À 00 h 45, le premier ministre Michel Debré apparaît à la télévision et appelle la population à se rendre sur les aéroports « à pied ou en voiture », « dès que les sirènes retentiront », pour « convaincre les soldats engagés trompés de leur lourde erreur » et repousser les putschistes : on s'attendait en effet à des parachutages ou des atterrissages de troupes factieuses sur les aéroports. Mais la consigne lancée par Debré dans son affolement aurait risqué, si elle avait été suivie, d'encombrer les voies conduisant aux aérodromes, et de gêner davantage la riposte des forces de l'ordre que les parachutistes factieux.
Des volontaires, anciens de la France libre et jeunes gaullistes de gauche (UDT), se rassemblèrent dès le lundi matin à Paris, au Petit Palais, pour soutenir militairement de Gaulle, mais, contrairement à une légende, il ne semble pas que des armes leur aient été distribuées. Quant aux syndicats ils décidèrent pour le lendemain une grève générale d’une heure qui fut fortement suivie.

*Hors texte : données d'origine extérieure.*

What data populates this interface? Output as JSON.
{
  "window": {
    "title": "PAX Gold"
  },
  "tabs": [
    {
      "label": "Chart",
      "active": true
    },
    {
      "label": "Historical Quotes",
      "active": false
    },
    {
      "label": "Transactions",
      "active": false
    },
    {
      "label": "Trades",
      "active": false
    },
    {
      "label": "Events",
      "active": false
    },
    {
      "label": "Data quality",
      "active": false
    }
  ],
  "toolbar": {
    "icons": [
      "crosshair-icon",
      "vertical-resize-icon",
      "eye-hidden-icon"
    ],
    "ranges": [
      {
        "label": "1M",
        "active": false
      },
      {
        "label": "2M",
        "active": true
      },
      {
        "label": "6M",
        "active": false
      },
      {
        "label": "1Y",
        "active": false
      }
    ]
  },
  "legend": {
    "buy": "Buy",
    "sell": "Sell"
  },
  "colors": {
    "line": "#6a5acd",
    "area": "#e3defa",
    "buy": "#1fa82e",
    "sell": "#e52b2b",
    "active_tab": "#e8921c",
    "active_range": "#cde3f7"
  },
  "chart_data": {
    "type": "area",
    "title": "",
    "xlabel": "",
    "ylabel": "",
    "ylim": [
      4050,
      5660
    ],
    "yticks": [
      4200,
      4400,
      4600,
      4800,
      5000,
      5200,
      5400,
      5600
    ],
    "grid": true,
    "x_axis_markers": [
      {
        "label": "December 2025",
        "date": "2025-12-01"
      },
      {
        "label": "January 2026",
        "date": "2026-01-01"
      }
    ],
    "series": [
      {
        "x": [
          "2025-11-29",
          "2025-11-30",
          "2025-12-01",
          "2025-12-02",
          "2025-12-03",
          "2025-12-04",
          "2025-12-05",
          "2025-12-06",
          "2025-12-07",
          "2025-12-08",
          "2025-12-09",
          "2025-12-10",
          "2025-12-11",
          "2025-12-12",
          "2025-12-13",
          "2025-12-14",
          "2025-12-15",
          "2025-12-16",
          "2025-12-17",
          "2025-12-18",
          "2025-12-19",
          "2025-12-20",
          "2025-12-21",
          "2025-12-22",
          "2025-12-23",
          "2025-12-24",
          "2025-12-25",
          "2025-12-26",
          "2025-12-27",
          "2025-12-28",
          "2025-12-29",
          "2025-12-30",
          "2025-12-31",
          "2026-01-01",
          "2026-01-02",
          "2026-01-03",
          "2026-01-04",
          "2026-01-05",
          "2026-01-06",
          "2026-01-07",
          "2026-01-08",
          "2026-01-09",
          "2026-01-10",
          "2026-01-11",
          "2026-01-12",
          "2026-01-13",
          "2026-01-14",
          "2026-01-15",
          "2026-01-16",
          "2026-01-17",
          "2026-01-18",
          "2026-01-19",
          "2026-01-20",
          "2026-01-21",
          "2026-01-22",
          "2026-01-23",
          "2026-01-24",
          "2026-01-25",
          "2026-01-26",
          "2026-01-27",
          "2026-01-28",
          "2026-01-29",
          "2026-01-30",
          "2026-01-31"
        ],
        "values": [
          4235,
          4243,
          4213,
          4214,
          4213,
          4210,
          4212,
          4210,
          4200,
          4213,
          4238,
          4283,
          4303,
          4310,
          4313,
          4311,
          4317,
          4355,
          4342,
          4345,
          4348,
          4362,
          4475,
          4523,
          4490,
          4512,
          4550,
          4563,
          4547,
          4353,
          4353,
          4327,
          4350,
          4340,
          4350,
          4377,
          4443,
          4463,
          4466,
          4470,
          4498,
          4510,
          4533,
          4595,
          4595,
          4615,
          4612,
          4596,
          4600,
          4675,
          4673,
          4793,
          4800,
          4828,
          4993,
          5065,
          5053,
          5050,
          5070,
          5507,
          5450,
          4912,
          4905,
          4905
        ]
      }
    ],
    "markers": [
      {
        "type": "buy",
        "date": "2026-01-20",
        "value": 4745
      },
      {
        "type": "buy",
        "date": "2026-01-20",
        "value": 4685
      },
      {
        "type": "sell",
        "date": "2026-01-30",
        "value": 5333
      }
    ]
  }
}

Selon le journaliste Pierre Abramovici et le politologue Gabriel Périès dans leur livre La Grande Manipulation, les putschistes n'avaient pas les moyens d'envoyer des parachutistes à Paris, car les avions de transport de troupe étaient trop peu nombreux et incapables de transporter des véhicules. Le gouvernement connaissait cette faiblesse, mais, d'un autre coté, n'était pas sûr du loyalisme absolu des cadres d'active de métropole.

Mardi 25 avril

Les généraux putschistes se font acclamer une dernière fois.
Le gouvernement français ordonne la mise à feu de la quatrième bombe pour des essais nucléaires à Reggane (Gerboise verte) afin que l'engin nucléaire ne puisse tomber dans les mains des généraux putchistes[1].

Mercredi 26 avril

Progressivement, les troupes ayant suivi les généraux se rendent. Les insurgés se retirent avec les parachutistes à Zéralda à 30 km d’Alger. Le commandant Denoix de Saint-Marc, qui avait le premier suivi les généraux, se constitue prisonnier. Le général Challe se rend aux autorités (il est aussitôt transféré en métropole). Le putsch a échoué, mais l'article 16 reste en vigueur pendant cinq mois pour éviter tout nouveau soulèvement.

Procès et amnisties

Le Haut Tribunal militaire condamne Challe et André Zeller à 15 ans de réclusion. Ils sont amnistiés et réintégrés dans leurs dignités militaires cinq ans plus tard. Salan et Jouhaud s'enfuient, avant d'être arrêtés et condamnés, le premier à la détention à perpétuité, et le second, qui était pied-noir, à la peine de mort (qui fut ensuite commuée). Les partisans acharnés de l’Algérie française entrent dans l’action clandestine avec l’Organisation armée secrète (OAS). Salan et Jouhaud en prennent la tête avec Jean-Jacques Susini. Les condamnations pénales sont effacées par la loi d'amnistie de juillet 1968.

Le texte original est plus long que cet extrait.